Домой вернулись вечером, и когда сели за стол помянуть хозяина, старуха, взглянув на темноту за окном, вдруг громко спросила:

– А где Боря? Уже час, как он должен вернуться с работы.


Козлов собирал свои грязные тарелки в стопку. Он собрал их все и поставил в раковину. Потом он засучил рукава пижамной куртки и открыл кран на газовом водогрее.

Я стоял, не двигаясь, даже не в оцепенении, а как бы очарованный чем-то сладостно-болезненным.

В этом болезненном состоянии я начал ходить по квартире, забрел в кладовку, увидел поломанный стул без сиденья и понял, что именно он мне и нужен.

Сосредоточившись на своем занятии, я стал выламывать из него дубовую ножку. Она не поддавалась мне, но это даже радовало меня; я знал – от того, что сейчас мне не хватает сил, их прибудет в тот момент, когда они будут мне необходимы.

Стул затрещал, и выломанная ножка оказалась в моей руке.

Козлов домывал посуду, когда я подошел к нему сзади. Жирношеий, босоногий, в сбитых кожаных тапочках, он грузно возвышался передо мной. Ручищи его были толсты, брюхо прижато к раковине, над которой шумел цилиндрический водогрей, белый, грязный – всё на фоне темно-зеленой кухонной стены.

Сейчас я скажу ему:

– Дядя Миша, повернись!

Я скажу:

– Повернись!

– Повернись, дядя Миша!

– Повернись ко мне своим лицом!

Он повернулся. Значит, я уже сказал.

Я хотел, чтобы он непременно видел, как я буду бить его, чтобы лицезрение своего позора было для него дополнительной карой. И я ударил его через лицо с такой силой, что мне почудилось от звука удара и от той отдачи, которую я получил от своего орудия в руку, что я убил его.

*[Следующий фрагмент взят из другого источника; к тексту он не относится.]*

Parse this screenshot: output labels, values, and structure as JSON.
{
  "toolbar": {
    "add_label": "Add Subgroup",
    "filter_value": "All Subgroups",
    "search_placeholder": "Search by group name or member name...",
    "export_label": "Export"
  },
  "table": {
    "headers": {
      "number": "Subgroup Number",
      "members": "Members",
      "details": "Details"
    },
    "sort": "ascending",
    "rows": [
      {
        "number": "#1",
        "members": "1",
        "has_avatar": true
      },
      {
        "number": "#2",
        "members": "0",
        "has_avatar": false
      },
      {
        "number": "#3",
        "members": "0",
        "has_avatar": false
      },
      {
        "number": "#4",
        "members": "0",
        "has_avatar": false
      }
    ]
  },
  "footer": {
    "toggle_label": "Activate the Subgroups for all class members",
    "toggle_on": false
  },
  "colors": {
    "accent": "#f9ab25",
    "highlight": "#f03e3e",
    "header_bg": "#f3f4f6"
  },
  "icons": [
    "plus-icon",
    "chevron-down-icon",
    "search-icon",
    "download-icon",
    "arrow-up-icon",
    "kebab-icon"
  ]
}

Глаза его надо мною стали высокими.

Но к моему удивлению, он не упал замертво, а только страшно зарычал и схватился руками за лицо.

Тогда я ударил его по голове.

И сразу очутился в его ручищах, несравнимо превышающих мою возможность сопротивляться ему.

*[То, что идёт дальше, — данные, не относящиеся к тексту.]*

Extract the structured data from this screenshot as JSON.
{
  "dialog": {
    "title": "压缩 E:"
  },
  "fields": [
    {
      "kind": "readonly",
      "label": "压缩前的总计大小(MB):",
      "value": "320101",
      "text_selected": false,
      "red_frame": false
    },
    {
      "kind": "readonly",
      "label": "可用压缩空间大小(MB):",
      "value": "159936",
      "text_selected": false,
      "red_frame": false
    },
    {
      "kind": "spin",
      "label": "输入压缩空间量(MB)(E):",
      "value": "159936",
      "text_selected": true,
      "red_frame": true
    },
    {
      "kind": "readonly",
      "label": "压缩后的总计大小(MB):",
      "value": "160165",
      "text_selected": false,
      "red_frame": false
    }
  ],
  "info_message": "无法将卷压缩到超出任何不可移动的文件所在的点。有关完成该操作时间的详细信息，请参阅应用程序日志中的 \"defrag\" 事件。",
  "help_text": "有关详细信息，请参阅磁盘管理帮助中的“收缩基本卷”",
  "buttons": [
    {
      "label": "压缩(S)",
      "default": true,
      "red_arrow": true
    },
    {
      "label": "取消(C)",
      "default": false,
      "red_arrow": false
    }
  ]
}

Кухня накренилась, как палуба корабля.

– С-с-с-с-с-сучонок! – услышал я над своим виском и понял, что мне конец.

Мы оба упали на скользкий пол.

Но я уже ничего не боялся. Я уже поднялся над страхом. Я знал: самое страшное позади, я прошел самое страшное, я уже ударил его.

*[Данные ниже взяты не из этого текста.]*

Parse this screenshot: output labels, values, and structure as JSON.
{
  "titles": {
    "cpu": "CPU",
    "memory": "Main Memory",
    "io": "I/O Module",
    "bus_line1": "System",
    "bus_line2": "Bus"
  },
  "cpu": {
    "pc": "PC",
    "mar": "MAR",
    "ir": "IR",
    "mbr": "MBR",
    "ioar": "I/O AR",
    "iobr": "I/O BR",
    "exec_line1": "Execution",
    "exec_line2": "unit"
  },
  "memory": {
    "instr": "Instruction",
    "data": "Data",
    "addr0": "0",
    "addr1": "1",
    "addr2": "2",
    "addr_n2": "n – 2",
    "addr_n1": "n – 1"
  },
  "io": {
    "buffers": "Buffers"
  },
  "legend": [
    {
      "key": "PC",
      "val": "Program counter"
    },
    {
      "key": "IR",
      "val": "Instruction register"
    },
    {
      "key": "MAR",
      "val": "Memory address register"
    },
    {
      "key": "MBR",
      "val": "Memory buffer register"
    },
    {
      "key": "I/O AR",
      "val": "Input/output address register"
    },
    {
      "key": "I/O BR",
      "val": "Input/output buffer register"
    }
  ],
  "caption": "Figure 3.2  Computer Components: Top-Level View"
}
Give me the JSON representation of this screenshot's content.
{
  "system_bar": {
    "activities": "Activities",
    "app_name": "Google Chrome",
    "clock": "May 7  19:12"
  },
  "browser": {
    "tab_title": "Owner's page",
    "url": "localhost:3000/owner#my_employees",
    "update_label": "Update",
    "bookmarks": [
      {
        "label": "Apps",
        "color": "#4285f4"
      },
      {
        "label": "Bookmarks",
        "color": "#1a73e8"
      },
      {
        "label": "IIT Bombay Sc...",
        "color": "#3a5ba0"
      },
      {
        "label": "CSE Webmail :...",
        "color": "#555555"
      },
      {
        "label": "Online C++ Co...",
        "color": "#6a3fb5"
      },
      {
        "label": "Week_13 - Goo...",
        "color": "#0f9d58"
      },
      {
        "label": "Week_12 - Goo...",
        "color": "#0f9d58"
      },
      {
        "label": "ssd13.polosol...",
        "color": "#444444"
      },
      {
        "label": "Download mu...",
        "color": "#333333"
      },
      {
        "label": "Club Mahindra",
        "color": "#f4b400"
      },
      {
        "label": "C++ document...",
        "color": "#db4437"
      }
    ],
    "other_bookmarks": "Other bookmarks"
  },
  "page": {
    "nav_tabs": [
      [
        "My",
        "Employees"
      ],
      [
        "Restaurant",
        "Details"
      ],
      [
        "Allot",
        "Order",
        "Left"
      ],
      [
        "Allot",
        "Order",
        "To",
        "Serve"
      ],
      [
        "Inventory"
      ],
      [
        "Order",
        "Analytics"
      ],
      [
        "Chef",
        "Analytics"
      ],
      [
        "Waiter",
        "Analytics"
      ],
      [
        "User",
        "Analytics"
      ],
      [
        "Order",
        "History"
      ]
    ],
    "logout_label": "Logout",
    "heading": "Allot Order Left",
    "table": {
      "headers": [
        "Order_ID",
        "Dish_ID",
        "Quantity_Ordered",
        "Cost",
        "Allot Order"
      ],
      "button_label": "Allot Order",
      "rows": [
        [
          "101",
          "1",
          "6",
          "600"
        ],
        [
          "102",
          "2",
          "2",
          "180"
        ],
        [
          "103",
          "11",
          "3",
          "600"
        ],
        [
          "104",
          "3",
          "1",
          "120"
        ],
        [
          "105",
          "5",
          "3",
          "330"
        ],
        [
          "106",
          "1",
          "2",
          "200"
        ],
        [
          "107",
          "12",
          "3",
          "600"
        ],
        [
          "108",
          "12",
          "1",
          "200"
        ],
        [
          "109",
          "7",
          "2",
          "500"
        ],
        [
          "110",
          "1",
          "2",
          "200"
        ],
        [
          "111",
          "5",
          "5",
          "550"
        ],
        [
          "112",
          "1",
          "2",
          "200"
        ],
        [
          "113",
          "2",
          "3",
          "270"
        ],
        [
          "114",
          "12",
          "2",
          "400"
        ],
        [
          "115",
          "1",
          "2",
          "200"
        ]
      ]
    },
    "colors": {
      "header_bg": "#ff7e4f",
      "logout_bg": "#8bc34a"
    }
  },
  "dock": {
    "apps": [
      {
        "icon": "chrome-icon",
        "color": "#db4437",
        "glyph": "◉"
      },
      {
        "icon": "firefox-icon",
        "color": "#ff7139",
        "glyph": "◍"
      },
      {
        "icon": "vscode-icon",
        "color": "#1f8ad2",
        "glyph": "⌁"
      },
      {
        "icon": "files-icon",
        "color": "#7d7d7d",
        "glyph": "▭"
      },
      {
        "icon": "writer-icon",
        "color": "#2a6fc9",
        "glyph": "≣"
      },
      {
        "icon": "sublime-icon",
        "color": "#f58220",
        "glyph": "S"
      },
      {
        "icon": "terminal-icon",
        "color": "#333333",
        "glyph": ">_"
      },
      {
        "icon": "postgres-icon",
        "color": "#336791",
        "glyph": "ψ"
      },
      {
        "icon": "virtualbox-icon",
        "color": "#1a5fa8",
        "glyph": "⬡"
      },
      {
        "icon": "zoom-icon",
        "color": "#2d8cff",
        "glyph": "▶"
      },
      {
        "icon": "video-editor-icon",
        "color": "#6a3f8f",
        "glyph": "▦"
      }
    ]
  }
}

Вдруг Козлов рывком скатился с меня, и мне открылось в пылающей высоте искаженное лицо моего отца.

– Сволочь! – орал Козлов.

Отец потащил меня по коридору в комнату, а я упирался и кричал:

– Я все равно его убью! Он не будет жить!

Затворив дверь и прижавшись к ней спиной, отец хрипел мне в самое лицо:

– Ты понимаешь, что он может сделать! Или ты захотел в колонию? На Пряжку захотел?

Но я ничего не желал знать. Я хотел бить Козлова по лицу.

В квартире началась суматоха. Козлов, разъяренный, весь в густой крови, рычал, как зверь, и порывался вызвать милицию, чтобы меня и моего отца немедленно взяли под стражу, и орал. что он сам, своей рукой, таких, как мы, с удовольствием расстреливал бы тысячами, десятками тысяч! Но все понимали, и сам он понимал, что произошедшее слишком позорно для него и единственное, что он может сделать, – это написать на нас донос. Но и он, как и я, жаждал в эту минуту мщения и крови.

К ночи у меня поднялась температура, и мне все казалось, что Мария сидит рядом со мной и я ей все время повторяю: «Я отомстил. Я отомстил». И эти слова фантастическим образом звучат совсем иначе: «Какая ты красивая, Мария! Какая красивая!» Моя мать здорово напилась, много меня целовала, и помню, с нею рядом сидела мама Марии, и обе они пили водку и плакали. Впрочем, может быть, это было уже на следующий день или в другой последовательности – мозг мой события ухватывал урывками и в единую картину сложить не мог.

Весной Левитаны уехали в Москву. Навсегда. Инга Александровна говорила, что они уезжают, потому что там учится старший сын и там будет им удобнее, но все понимали, что они уезжают от смерти, случившейся здесь.


Черное приталенное пальто, черный беретик, туфельки без каблучков…

Мария изогнула руку.

Ее тонкая рука – острием локтя вниз, раскрытой ладонью перед губами. Она целует свою ладонь, направляет ее пальцами вверх в мою сторону и, глядя на меня, легко и сильно дует на ладонь. И дыхание ее летит ко мне из глубины двора на высоту пятого этажа.

Вот он, этот воздушный поцелуй! Я вдохнул его.

В высоте над крышами – облака.

Облака летят и смотрят на наше прощанье.